[PATCH 8/9] hrtimer: Allow hrtimer::function() to free the timer

From: Peter Zijlstra
Date: Wed Jun 03 2015 - 09:55:26 EST


Currently an hrtimer callback function cannot free its own timer
because __run_hrtimer() still needs to clear HRTIMER_STATE_CALLBACK
after it.

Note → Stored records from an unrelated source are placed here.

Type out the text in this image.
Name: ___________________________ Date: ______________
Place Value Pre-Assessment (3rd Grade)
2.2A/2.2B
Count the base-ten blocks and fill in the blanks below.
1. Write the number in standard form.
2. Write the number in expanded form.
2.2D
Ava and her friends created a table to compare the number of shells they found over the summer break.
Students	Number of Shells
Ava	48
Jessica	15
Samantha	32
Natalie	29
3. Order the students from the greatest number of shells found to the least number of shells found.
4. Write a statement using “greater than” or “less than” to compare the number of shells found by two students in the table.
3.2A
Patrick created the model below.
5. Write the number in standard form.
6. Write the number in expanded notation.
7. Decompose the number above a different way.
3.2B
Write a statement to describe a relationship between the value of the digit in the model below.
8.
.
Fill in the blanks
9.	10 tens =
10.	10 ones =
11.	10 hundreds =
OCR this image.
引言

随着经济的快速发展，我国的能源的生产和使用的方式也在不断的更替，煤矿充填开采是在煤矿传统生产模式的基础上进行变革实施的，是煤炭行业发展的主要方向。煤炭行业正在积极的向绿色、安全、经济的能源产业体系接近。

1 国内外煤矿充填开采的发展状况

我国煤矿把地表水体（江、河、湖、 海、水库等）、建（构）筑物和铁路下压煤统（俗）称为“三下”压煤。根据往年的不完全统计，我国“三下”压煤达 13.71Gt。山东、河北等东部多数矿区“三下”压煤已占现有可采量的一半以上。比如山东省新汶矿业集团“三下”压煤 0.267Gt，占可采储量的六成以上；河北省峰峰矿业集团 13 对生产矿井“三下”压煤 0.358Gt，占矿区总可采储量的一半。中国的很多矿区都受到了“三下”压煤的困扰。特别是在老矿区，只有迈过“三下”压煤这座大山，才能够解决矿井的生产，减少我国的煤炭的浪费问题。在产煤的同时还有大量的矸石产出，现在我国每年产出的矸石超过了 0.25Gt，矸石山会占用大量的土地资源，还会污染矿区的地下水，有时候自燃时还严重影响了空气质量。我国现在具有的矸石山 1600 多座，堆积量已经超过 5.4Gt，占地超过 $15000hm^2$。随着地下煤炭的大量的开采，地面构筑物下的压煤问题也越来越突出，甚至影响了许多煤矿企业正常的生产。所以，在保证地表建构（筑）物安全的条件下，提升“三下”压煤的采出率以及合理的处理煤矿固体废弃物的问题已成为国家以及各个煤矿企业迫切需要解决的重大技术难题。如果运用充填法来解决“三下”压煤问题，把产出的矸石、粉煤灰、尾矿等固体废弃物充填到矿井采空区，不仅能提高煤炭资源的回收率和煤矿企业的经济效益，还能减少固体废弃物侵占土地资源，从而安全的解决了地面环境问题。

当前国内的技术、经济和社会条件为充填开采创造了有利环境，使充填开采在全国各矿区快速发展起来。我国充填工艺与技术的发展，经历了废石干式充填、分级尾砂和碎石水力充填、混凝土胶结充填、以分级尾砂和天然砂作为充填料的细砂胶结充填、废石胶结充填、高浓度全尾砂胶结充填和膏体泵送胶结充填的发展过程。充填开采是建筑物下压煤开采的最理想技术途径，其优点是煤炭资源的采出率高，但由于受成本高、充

Freeing the timer would result in a clear use-after-free.

Solve this by using a scheme similar to regular timers; track the
current running timer in hrtimer_clock_base::running.

Suggested-by: Thomas Gleixner <tglx@xxxxxxxxxxxxx>
Signed-off-by: Peter Zijlstra (Intel) <peterz@xxxxxxxxxxxxx>
---
include/linux/hrtimer.h | 35 ++++++++++++++---------------------
kernel/time/hrtimer.c | 48 ++++++++++++++++++++++--------------------------
2 files changed, 36 insertions(+), 47 deletions(-)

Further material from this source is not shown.